The regulator has approved a proposal to develop a regulation to allow the sale of products derived from the seeds of low delta 9-tetrahydrocannabinol (THC) varieties of cannabis sativa.
The decision by FSANZ is a key step toward encouraging ministers to approve of the plant for human consumption, with a decision due to go before the Australia and New Zealand Ministerial Forum on Food Regulation on April 28 when the next Council of Australian Governments (COAG) meeting is scheduled to take place.
In a circular issued today, FSANZ ruled there was no danger in the human consumption of hemp.
"It is unrealistic to expect that consumption of any low THC hemp seed food or combination of foods containing CBD would result in any consumers reaching the Lowest Oral Human Therapeutic Dose," it said.
The international market for hemp foods is currently estimated at $1bn annually.
Hemp Foods Australia founder and CEO, Paul Benhaim, said the demand for Australian hemp foods would quadruple in the next few years.
He has been a longstanding campaigner for the rule change.
Marking the announcement, Benhaim said Australian hemp farmers were encouraged about the prospective legalisation of the crop as a food and its separation from marijuana.

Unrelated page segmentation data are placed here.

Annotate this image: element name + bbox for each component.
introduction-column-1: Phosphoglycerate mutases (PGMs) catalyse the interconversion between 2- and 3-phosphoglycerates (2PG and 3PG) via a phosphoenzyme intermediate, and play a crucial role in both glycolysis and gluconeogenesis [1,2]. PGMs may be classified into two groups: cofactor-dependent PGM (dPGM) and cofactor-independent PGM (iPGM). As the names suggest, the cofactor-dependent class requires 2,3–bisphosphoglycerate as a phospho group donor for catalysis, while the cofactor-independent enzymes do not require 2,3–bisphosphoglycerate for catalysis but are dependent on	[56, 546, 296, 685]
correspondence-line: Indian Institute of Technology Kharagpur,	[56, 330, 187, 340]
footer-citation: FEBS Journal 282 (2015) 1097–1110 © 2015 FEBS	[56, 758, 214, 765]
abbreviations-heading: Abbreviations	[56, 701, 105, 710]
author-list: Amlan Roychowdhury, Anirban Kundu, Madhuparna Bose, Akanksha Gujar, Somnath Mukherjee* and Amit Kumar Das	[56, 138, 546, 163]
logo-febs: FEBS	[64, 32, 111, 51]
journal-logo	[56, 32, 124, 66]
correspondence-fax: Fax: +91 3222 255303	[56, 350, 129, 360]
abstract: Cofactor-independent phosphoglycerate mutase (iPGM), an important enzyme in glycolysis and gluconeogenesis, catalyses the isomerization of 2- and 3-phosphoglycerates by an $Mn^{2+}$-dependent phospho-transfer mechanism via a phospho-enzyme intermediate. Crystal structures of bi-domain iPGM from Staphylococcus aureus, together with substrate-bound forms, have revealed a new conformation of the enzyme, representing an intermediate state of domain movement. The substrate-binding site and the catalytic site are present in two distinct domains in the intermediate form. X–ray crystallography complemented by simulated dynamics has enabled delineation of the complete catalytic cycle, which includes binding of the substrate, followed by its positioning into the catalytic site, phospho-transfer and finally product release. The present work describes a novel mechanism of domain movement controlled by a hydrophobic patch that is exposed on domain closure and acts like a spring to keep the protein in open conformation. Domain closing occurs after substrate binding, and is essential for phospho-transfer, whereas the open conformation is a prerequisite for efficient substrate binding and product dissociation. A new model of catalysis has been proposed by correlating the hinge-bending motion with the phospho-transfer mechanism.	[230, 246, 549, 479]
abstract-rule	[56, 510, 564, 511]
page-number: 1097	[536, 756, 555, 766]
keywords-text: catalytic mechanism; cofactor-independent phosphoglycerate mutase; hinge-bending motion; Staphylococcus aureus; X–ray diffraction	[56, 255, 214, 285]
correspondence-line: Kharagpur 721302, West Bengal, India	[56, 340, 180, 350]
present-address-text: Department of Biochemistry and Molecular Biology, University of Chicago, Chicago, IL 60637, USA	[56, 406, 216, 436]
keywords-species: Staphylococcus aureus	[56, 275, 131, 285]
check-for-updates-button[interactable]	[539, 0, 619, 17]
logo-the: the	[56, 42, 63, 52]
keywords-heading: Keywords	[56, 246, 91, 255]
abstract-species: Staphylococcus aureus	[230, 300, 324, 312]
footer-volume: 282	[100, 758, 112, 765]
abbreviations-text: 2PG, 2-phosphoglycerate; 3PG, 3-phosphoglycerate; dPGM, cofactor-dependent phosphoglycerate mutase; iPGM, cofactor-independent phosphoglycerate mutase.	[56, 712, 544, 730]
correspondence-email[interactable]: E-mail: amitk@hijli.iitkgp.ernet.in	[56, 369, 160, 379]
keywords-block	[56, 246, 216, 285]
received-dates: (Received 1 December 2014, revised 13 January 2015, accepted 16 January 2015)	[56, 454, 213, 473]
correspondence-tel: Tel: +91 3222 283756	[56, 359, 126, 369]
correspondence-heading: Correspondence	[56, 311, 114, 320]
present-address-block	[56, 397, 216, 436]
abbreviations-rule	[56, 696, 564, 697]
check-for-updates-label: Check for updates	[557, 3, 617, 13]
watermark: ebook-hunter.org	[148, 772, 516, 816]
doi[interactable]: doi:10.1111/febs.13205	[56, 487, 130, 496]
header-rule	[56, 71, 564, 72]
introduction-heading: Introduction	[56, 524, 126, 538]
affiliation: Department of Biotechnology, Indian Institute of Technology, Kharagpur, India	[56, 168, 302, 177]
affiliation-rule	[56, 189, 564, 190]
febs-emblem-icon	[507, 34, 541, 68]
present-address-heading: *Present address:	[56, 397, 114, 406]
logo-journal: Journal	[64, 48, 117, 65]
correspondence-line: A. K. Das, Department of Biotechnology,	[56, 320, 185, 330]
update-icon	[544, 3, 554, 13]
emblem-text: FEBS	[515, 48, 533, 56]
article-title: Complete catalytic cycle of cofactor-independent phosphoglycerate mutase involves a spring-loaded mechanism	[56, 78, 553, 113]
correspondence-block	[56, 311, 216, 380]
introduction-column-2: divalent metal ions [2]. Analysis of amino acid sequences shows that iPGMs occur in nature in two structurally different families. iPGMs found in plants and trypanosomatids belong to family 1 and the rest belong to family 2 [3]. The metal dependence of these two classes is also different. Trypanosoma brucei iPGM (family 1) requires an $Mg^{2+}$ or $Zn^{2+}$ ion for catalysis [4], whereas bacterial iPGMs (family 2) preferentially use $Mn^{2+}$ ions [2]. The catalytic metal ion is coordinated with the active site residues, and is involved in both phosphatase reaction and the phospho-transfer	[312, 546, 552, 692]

“This is another positive step in the years long work and investment in achieving legalisation for omega-3 rich hemp as a food in Australia. It will also contribute significantly toward more sustainable farming in Australia, with the added bonus of creating considerable job opportunities for Australia’s farming industry.”
He added hemp was a highly nutritious source of plant-based protein and could be used as an ingredient like flour, oil and protein powder.
Benhaim is confident that the ministers will grant legalisation on April 28, which will see hemp foods become legal to purchase nationally from November 2017, even though they have previously ignored similar advice from regulators and continued to enforce the ban.